Note: Vint Cerf recently revealed  that Google has re-engineering its data center networks to use OpenFlow based software defined networks, possibly bringing networking under the coordinated control of their data center resource management system. In addition, one of the authors of the Helios paper, Amin Vahdat, is a distinguished engineer at Google and has described Google's use of optical networking and OpenFlow in the context of WAN traffic engineering; it would be surprising if Google weren't applying similar techniques within their data centers.
Comprehensive measurement is an essential, but often overlooked, component of an adaptive architecture. The controller cannot optimally place workloads if the traffic matrix, link utilizations, and server loads are not known. The widely supported sFlow standard addresses the requirement for pervasive visibility by embedding instrumentation within physical and virtual switches, and in the servers and applications making use of the network to provide the integrated view of performance needed for unified control.

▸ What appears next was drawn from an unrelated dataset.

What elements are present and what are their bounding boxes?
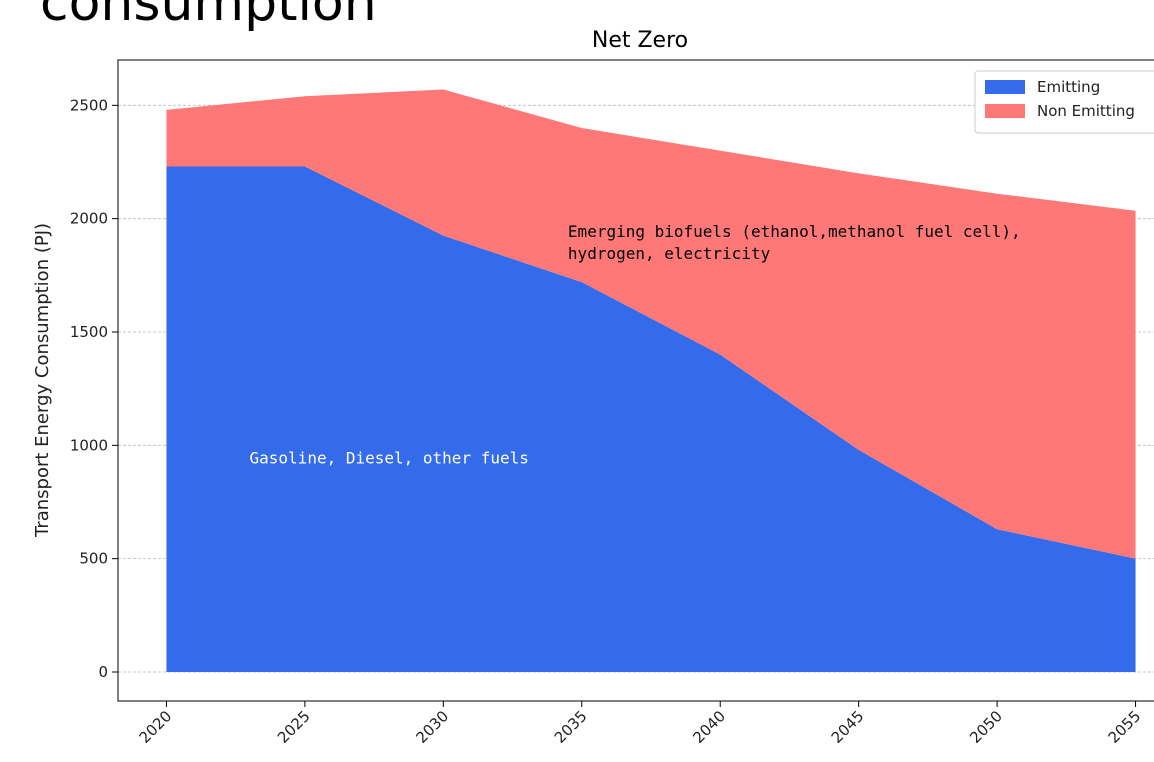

Finally, there are significant challenges to realizing revolutionary improvements in datacenter flexibility and scaleability, many of which aren't technical. Network virtualization, management silos and missed opportunities discusses how inflexible human organizational structures are being reflected in the data center architectures proposed by industry consortia. The article talks about Open Stack, but the recently formed Open Daylight consortium seems to have similar issues, freezing in place existing architectures that offer incremental benefits, rather than providing the flexibility needed for radical innovation and improvement.

1 comment:

  1. The ultimate test for any new technology or methodology seems to be this one: can I figure out quickly what is causing a problem? Knowledge of physical infrastructure (status, availability over time, load, etc) remains a requirement even in a completely virtualized world. The way that data is gathered and correlated is what requires augmentation to a virtualized world. Contextualization of what tenant traffic is going over which part of the infrastructure is only possible if you understand both sides of the virtualization bubble.